The Hamilton Scheme: An Epic Tale of Money and Power in the American Founding
William Hogeland
Summary via publisher (Macmillan)
Forgotten founder” no more, Alexander Hamilton has become a global celebrity. Millions know his name. Millions imagine knowing the man. But what did he really want for the country? What risks did he run in pursuing those vaulting ambitions? Who tried to stop him? How did they fight? It’s ironic that the Hamilton revival has obscured the man’s most dramatic battles and hardest-won achievements—as well as downplaying unsettling aspects of his legacy. Thrilling to the romance of becoming the one-man inventor of a modern nation, our first Treasury secretary fostered growth by engineering an ingenious dynamo—banking, public debt, manufacturing—for concentrating national wealth in the hands of a government-connected elite. Seeking American prosperity, he built American oligarchy. Hence his animus and mutual sense of betrayal with Jefferson and Madison—and his career-long fight to suppress a rowdy egalitarian movement little remembered today: the eighteenth-century white working class.

Cheaper, Faster, Better: How We’ll Win the Climate War
Tom Steyer
Interview with author via
It may be unusual to hear the ultra-rich argue for increasing government regulation of the economy, but billionaire Tom Steyer believes such a thing is necessary to stop the onslaught from climate change. Steyer may be best known for his longtime investment in climate solutions, as well as his decision in 2012 to step away from a highly successful investment fund he had founded.
Like many people who pay attention to the overwhelming scientific evidence that humans are causing climate change by burning fossil fuels, as explored in his new book “Cheaper, Faster, Better: How We’ll Win the Climate War,” which was released this month. He sees climate changes as a multi-pronged menace, one that causes hardships from mass migration to extreme weather events like hurricanes, wildfires and droughts.

Poverty for Profit: How Corporations Get Rich off America’s Poor
Anne Kim
Review via Publishers Weekly
Corporations are taking advantage of sclerotic government to skim money off anti-poverty initiatives, according to this stinging exposé. Lawyer and journalist Kim (Abandoned) probes a raft of ill-designed and poorly supervised federal and state programs that are run or mediated by private businesses that jack up prices and deliver substandard services.

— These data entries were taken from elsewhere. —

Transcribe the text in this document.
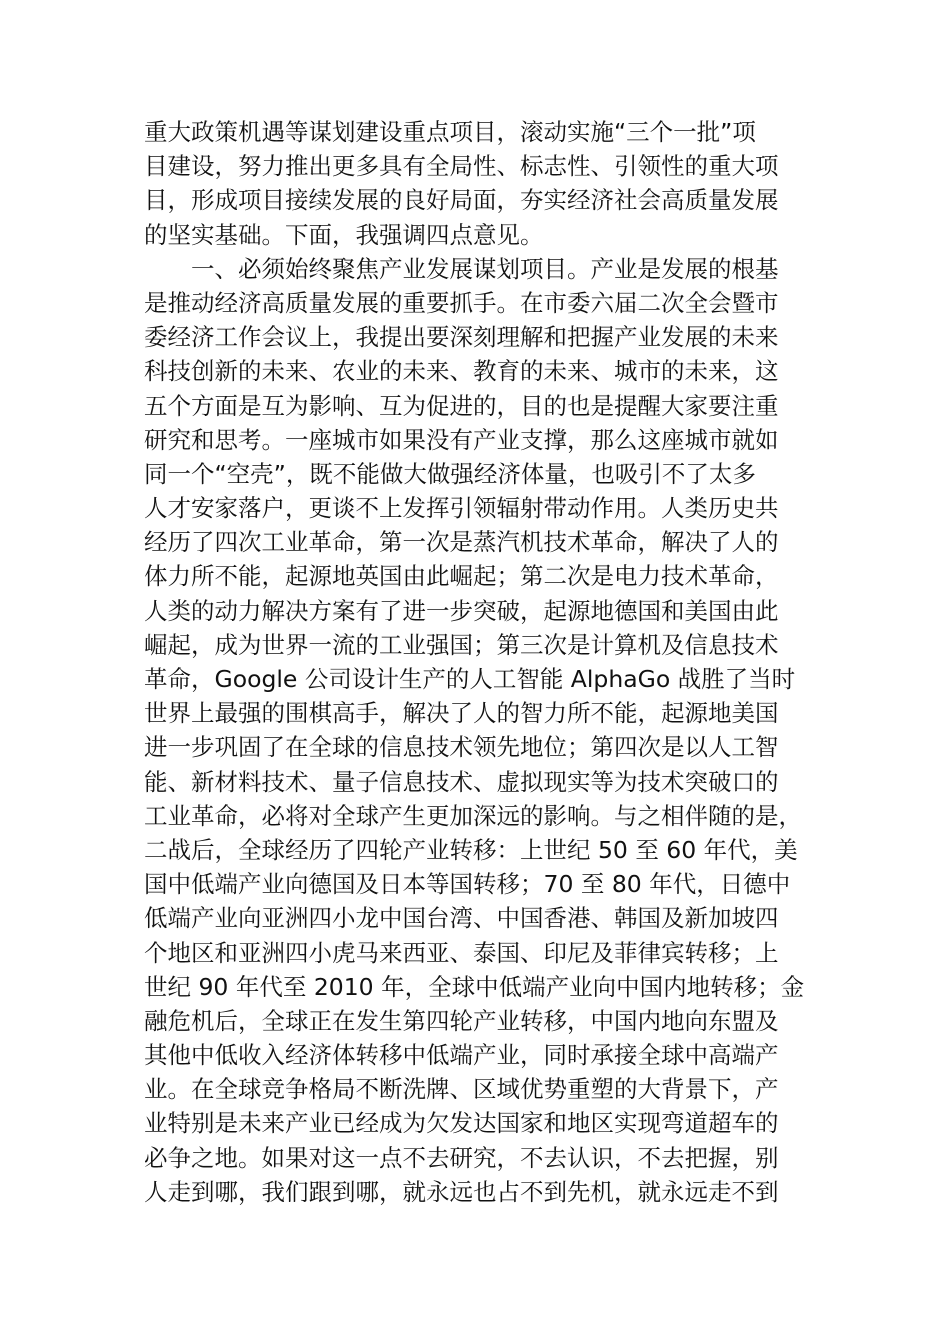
重大政策机遇等谋划建设重点项目，滚动实施“三个一批”项
目建设，努力推出更多具有全局性、标志性、引领性的重大项
目，形成项目接续发展的良好局面，夯实经济社会高质量发展
的坚实基础。下面，我强调四点意见。
　　一、必须始终聚焦产业发展谋划项目。产业是发展的根基
是推动经济高质量发展的重要抓手。在市委六届二次全会暨市
委经济工作会议上，我提出要深刻理解和把握产业发展的未来
科技创新的未来、农业的未来、教育的未来、城市的未来，这
五个方面是互为影响、互为促进的，目的也是提醒大家要注重
研究和思考。一座城市如果没有产业支撑，那么这座城市就如
同一个“空壳”，既不能做大做强经济体量，也吸引不了太多
人才安家落户，更谈不上发挥引领辐射带动作用。人类历史共
经历了四次工业革命，第一次是蒸汽机技术革命，解决了人的
体力所不能，起源地英国由此崛起；第二次是电力技术革命，
人类的动力解决方案有了进一步突破，起源地德国和美国由此
崛起，成为世界一流的工业强国；第三次是计算机及信息技术
革命，Google 公司设计生产的人工智能 AlphaGo 战胜了当时
世界上最强的围棋高手，解决了人的智力所不能，起源地美国
进一步巩固了在全球的信息技术领先地位；第四次是以人工智
能、新材料技术、量子信息技术、虚拟现实等为技术突破口的
工业革命，必将对全球产生更加深远的影响。与之相伴随的是，
二战后，全球经历了四轮产业转移：上世纪 50 至 60 年代，美
国中低端产业向德国及日本等国转移；70 至 80 年代，日德中
低端产业向亚洲四小龙中国台湾、中国香港、韩国及新加坡四
个地区和亚洲四小虎马来西亚、泰国、印尼及菲律宾转移；上
世纪 90 年代至 2010 年，全球中低端产业向中国内地转移；金
融危机后，全球正在发生第四轮产业转移，中国内地向东盟及
其他中低收入经济体转移中低端产业，同时承接全球中高端产
业。在全球竞争格局不断洗牌、区域优势重塑的大背景下，产
业特别是未来产业已经成为欠发达国家和地区实现弯道超车的
必争之地。如果对这一点不去研究，不去认识，不去把握，别
人走到哪，我们跟到哪，就永远也占不到先机，就永远走不到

They include tax preparers that charge low-income taxpayers exorbitant fees to calculate the tax credits they are due, private prisons that charge inmates hundreds of dollars per day for their accommodations, slumlords who make a mint off of low-income housing vouchers, food service companies that sell junk food to kids in school cafeterias, and dental clinic franchises that squeeze profits out of Medicaid reimbursements by subjecting poor kids to painful and unnecessary treatments…. Kim finds plenty of culprits to blame beyond the sleazy corporations: conservatives who insist that business does everything better than government, politicians on the right and the left who cut sweetheart deals with capitalist cronies, a Congress that lurches from one ungainly social-service scheme to the next.

In This Economy?: How Money & Markets Really Work
Kyla Scanlon
Interview with author via
Back in 2021, when GameStop stocks started to surge (along with other meme stocks like AMC and Blackberry), Kyla Scanlon started making TikTok videos. “I kind of noticed that there’s a gap between how people understood the economy and what was actually happening,” said Scanlon in an interview with “Marketplace” host Kai Ryssdal.
This launched Scanlon’s career as an economic educator on social media, with hundreds of thousands of followers across both TikTok and Instagram. Her latest project is a book, “In This Economy? How Money & Markets Really Work,” where she hopes to help people better understand the nuances of the economy and that, at the end of the day, the economy is about people.